If you look at a large fold-out map of the VBB (Verkehrsberbund Berlin-Brandenburg, the regional transit provider for Berlin and its suburbs), you’ll find Brandenburg on the western end of the map. Travel 90 minutes by train west of that and you’ll get to Magdeburg.
It’s easy to see why its marketed as the ‘church city’ of Magdeburg with a stroll along the Schleinufer. My tip would be to get off the train at Magdeburg-Neustadt, which is just shy of the town centre. An easy 10-minute bike ride will bring you to Universitätsplatz featuring the most attractive classical and modern sights of Alte Neustadt – the old new city.
Sandwiched between the newly renovated campus of Otto-von-Guericke University and the century-old opera house, Universitätsplatz is bisected by a quiet tram route. As you cycle south along the tram tracks, you’ll eventually get into the old part of the old city where the Rathaus and the traditional town market is.
There, you may find seasonal foods available, such as horse sausages, horse steak, horse patties, and horse ham. It has a stronger flavour than beef, but a texture similar to lean beef, soldiers in WWI used to have to eat their horses when food supplies ran low. There’s also a statue of Roland in a suit of armour holding a sword, he’s some local guy that died in 778.
Back on the tram tracks, another five minutes south are a wall of splendid Soviet-style apartment blocks just like the ones on Karl-Marx Allee in East Berlin. Interestingly, the neo-gothic courthouse cum post office is opposite the famous Green Citadel designed by architect Hundertwasser. It was the last artistic building he designed, with construction completed five years after his death.
At the next block, turn left to venture down to the River Elbe to visit the Bastion Gebhardt and Magdeburg Cathedral. First built in the 1300s, this fortification, along with the church, city gates, and palace are among the oldest buildings in Germany to still stand in its complement as a complex.
Along the Elbe you’ll find the Chapel of our Lady, the Magdeburg Cathedral, the Magdalene Chapel, the Wallonener Church, the St. Peter’s Church, John’s Church, and the Church of Jesus Christ of the Latter-day Saints. (All loosely translated into English from their original German names.) The quiet riverside churches are what earns Magdeburg its title of being a ‘church city’.
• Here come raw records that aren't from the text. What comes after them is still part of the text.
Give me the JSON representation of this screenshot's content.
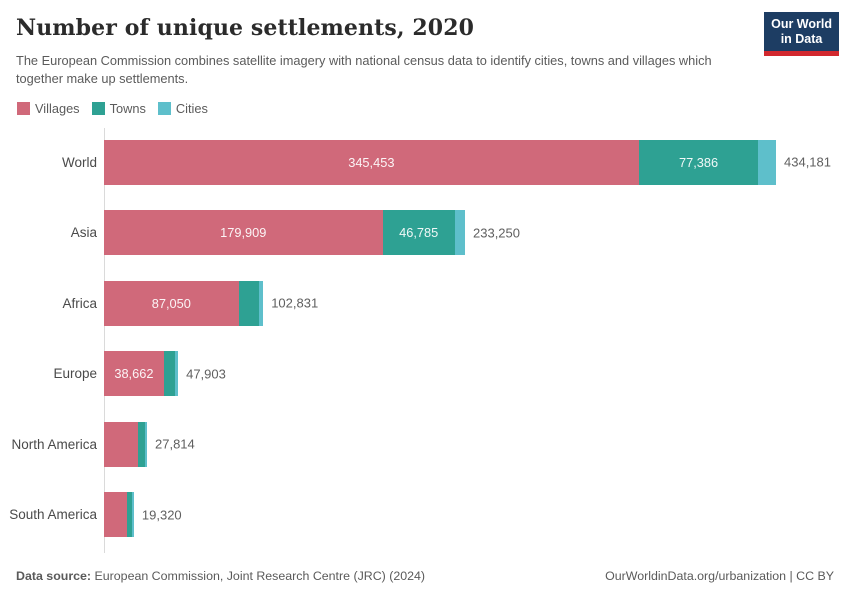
{
  "header": {
    "title": "Number of unique settlements, 2020",
    "subtitle": "The European Commission combines satellite imagery with national census data to identify cities, towns and villages which together make up settlements.",
    "logo": {
      "line1": "Our World",
      "line2": "in Data"
    }
  },
  "legend": [
    {
      "label": "Villages",
      "color": "#d0697a"
    },
    {
      "label": "Towns",
      "color": "#2ea193"
    },
    {
      "label": "Cities",
      "color": "#5ebfcb"
    }
  ],
  "chart_data": {
    "type": "bar",
    "orientation": "horizontal",
    "stacked": true,
    "title": "Number of unique settlements, 2020",
    "legend_position": "top",
    "categories": [
      "World",
      "Asia",
      "Africa",
      "Europe",
      "North America",
      "South America"
    ],
    "series": [
      {
        "name": "Villages",
        "color": "#d0697a",
        "values": [
          345453,
          179909,
          87050,
          38662,
          22100,
          15000
        ]
      },
      {
        "name": "Towns",
        "color": "#2ea193",
        "values": [
          77386,
          46785,
          12900,
          7100,
          4200,
          3100
        ]
      },
      {
        "name": "Cities",
        "color": "#5ebfcb",
        "values": [
          11342,
          6556,
          2881,
          2141,
          1514,
          1220
        ]
      }
    ],
    "totals": [
      434181,
      233250,
      102831,
      47903,
      27814,
      19320
    ],
    "total_labels": [
      "434,181",
      "233,250",
      "102,831",
      "47,903",
      "27,814",
      "19,320"
    ],
    "segment_labels": [
      [
        "345,453",
        "77,386",
        null
      ],
      [
        "179,909",
        "46,785",
        null
      ],
      [
        "87,050",
        null,
        null
      ],
      [
        "38,662",
        null,
        null
      ],
      [
        null,
        null,
        null
      ],
      [
        null,
        null,
        null
      ]
    ],
    "xlim": [
      0,
      434181
    ]
  },
  "footer": {
    "source_label": "Data source:",
    "source_rest": " European Commission, Joint Research Centre (JRC) (2024)",
    "link": "OurWorldinData.org/urbanization",
    "separator": " | ",
    "license": "CC BY"
  }
}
Cross the calm River Elbe with the decommissioned Hubbrücke railway bridge to get to the modernist Magdeburg city hall. Together with the now-abandoned Hyperschale exhibition hall built in 1969 and a then forward-thinking design on Albinmüller Turm for a lighthouse in 1927, the modernist glass and steel structures remind visitors of a time when the Soviets were a real threat to the Western way of life.
Cross back to the centre of Magdeburg on the narrow Sternbrücke and call it a day. Maybe enjoy your horse sausage on the banks of the Elbe.